Once the court disposed of the adverse possession issue, the money had and received and constructive trust claims fell away. Its breach of contract, in addition, was time-barred and should have been filed by 1994. Consequently, Torch’s claim for attorney’s fees likewise fell by the wayside. In a brief dissenting opinion, Justice Doss argued that in order to acquire a mineral interest by adverse possession, one must “actually drill and produce minerals.” Second, he would have found that the predecessor’s non-consent under the JOA interrupted possession.

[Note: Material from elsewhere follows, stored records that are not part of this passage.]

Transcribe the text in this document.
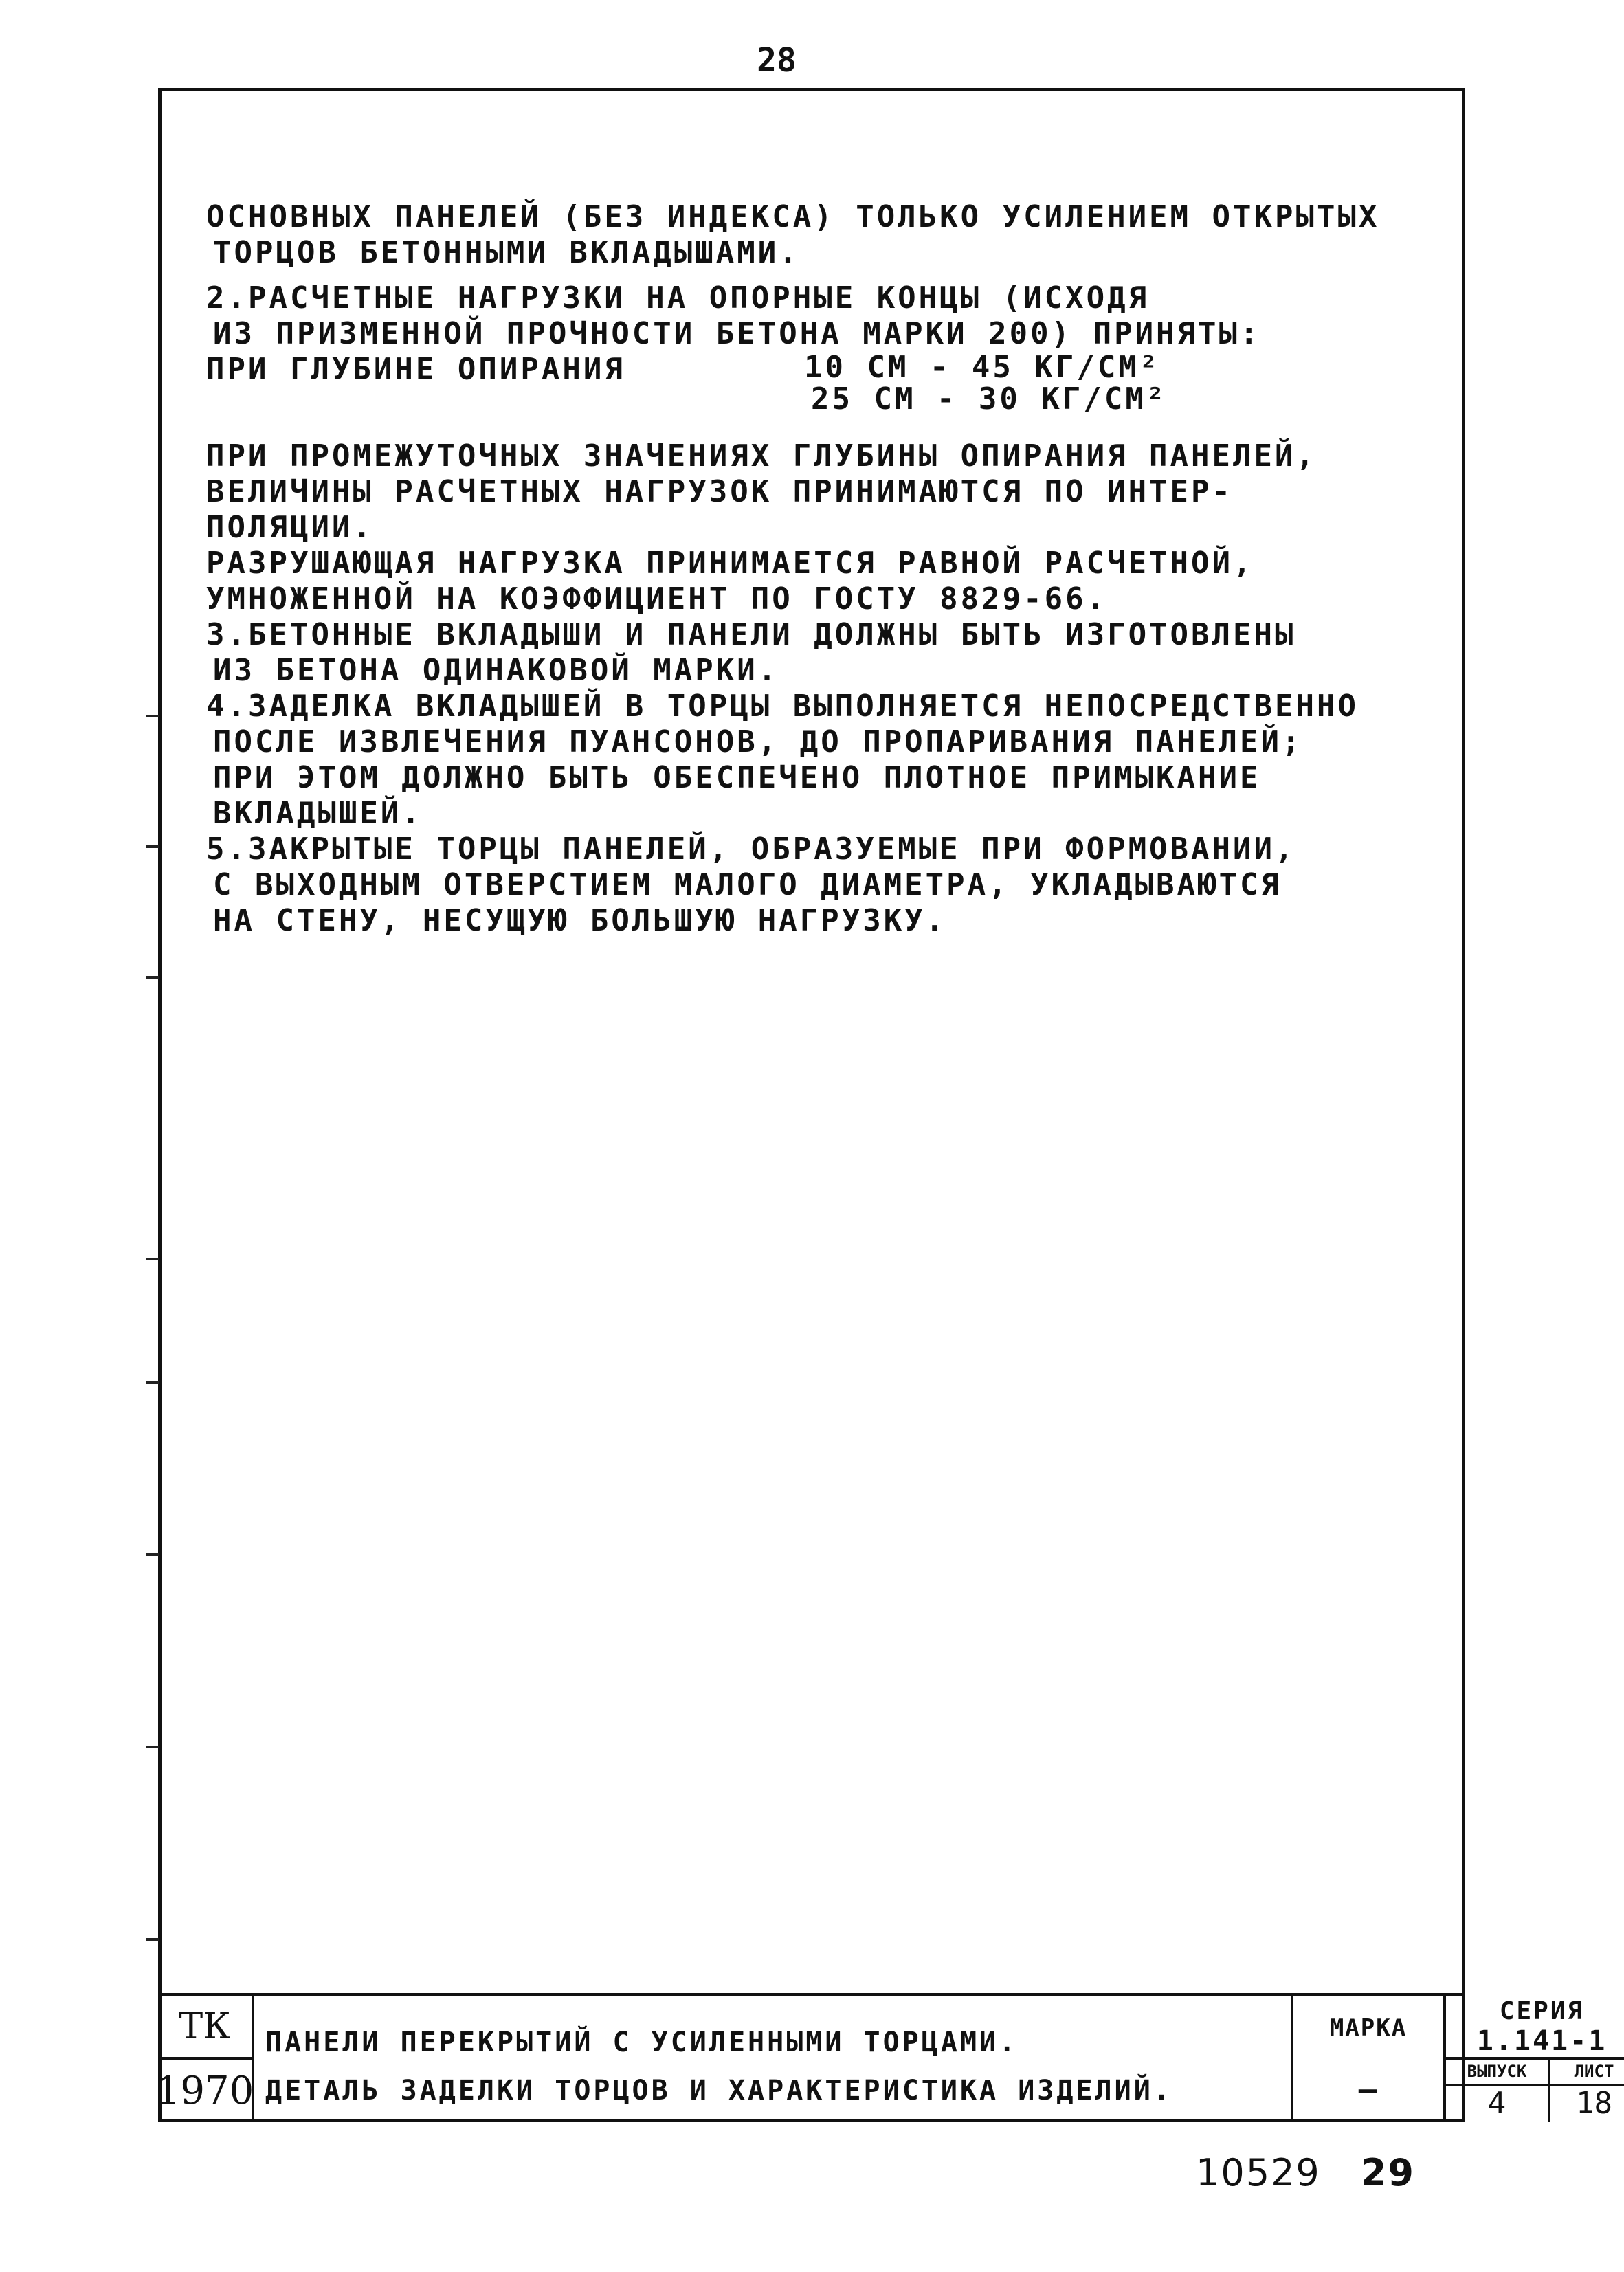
28
ОСНОВНЫХ ПАНЕЛЕЙ (БЕЗ ИНДЕКСА) ТОЛЬКО УСИЛЕНИЕМ ОТКРЫТЫХ
ТОРЦОВ БЕТОННЫМИ ВКЛАДЫШАМИ.
2.РАСЧЕТНЫЕ НАГРУЗКИ НА ОПОРНЫЕ КОНЦЫ (ИСХОДЯ
ИЗ ПРИЗМЕННОЙ ПРОЧНОСТИ БЕТОНА МАРКИ 200) ПРИНЯТЫ:
ПРИ ГЛУБИНЕ ОПИРАНИЯ	10 СМ - 45 КГ/СМ²
25 СМ - 30 КГ/СМ²
ПРИ ПРОМЕЖУТОЧНЫХ ЗНАЧЕНИЯХ ГЛУБИНЫ ОПИРАНИЯ ПАНЕЛЕЙ,
ВЕЛИЧИНЫ РАСЧЕТНЫХ НАГРУЗОК ПРИНИМАЮТСЯ ПО ИНТЕР-
ПОЛЯЦИИ.
РАЗРУШАЮЩАЯ НАГРУЗКА ПРИНИМАЕТСЯ РАВНОЙ РАСЧЕТНОЙ,
УМНОЖЕННОЙ НА КОЭФФИЦИЕНТ ПО ГОСТУ 8829-66.
3.БЕТОННЫЕ ВКЛАДЫШИ И ПАНЕЛИ ДОЛЖНЫ БЫТЬ ИЗГОТОВЛЕНЫ
ИЗ БЕТОНА ОДИНАКОВОЙ МАРКИ.
4.ЗАДЕЛКА ВКЛАДЫШЕЙ В ТОРЦЫ ВЫПОЛНЯЕТСЯ НЕПОСРЕДСТВЕННО
ПОСЛЕ ИЗВЛЕЧЕНИЯ ПУАНСОНОВ, ДО ПРОПАРИВАНИЯ ПАНЕЛЕЙ;
ПРИ ЭТОМ ДОЛЖНО БЫТЬ ОБЕСПЕЧЕНО ПЛОТНОЕ ПРИМЫКАНИЕ
ВКЛАДЫШЕЙ.
5.ЗАКРЫТЫЕ ТОРЦЫ ПАНЕЛЕЙ, ОБРАЗУЕМЫЕ ПРИ ФОРМОВАНИИ,
С ВЫХОДНЫМ ОТВЕРСТИЕМ МАЛОГО ДИАМЕТРА, УКЛАДЫВАЮТСЯ
НА СТЕНУ, НЕСУЩУЮ БОЛЬШУЮ НАГРУЗКУ.
ТК
1970
ПАНЕЛИ ПЕРЕКРЫТИЙ С УСИЛЕННЫМИ ТОРЦАМИ.
ДЕТАЛЬ ЗАДЕЛКИ ТОРЦОВ И ХАРАКТЕРИСТИКА ИЗДЕЛИЙ.
МАРКА
—
СЕРИЯ
1.141-1
ВЫПУСК
4
ЛИСТ
18
10529 29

The fact of Justice Doss’s dissent puts this case in the realm of SCOTX review. Although we could be (and often are) wrong, however, it’s hard to imagine that these particular facts occur very often. It’s hard to imagine sitting on one’s rights for that long and not doing at least something to figure it out before limitations expires. But, as hard as it may be, that’s what happened, and both the trial court and court of appeals called it out.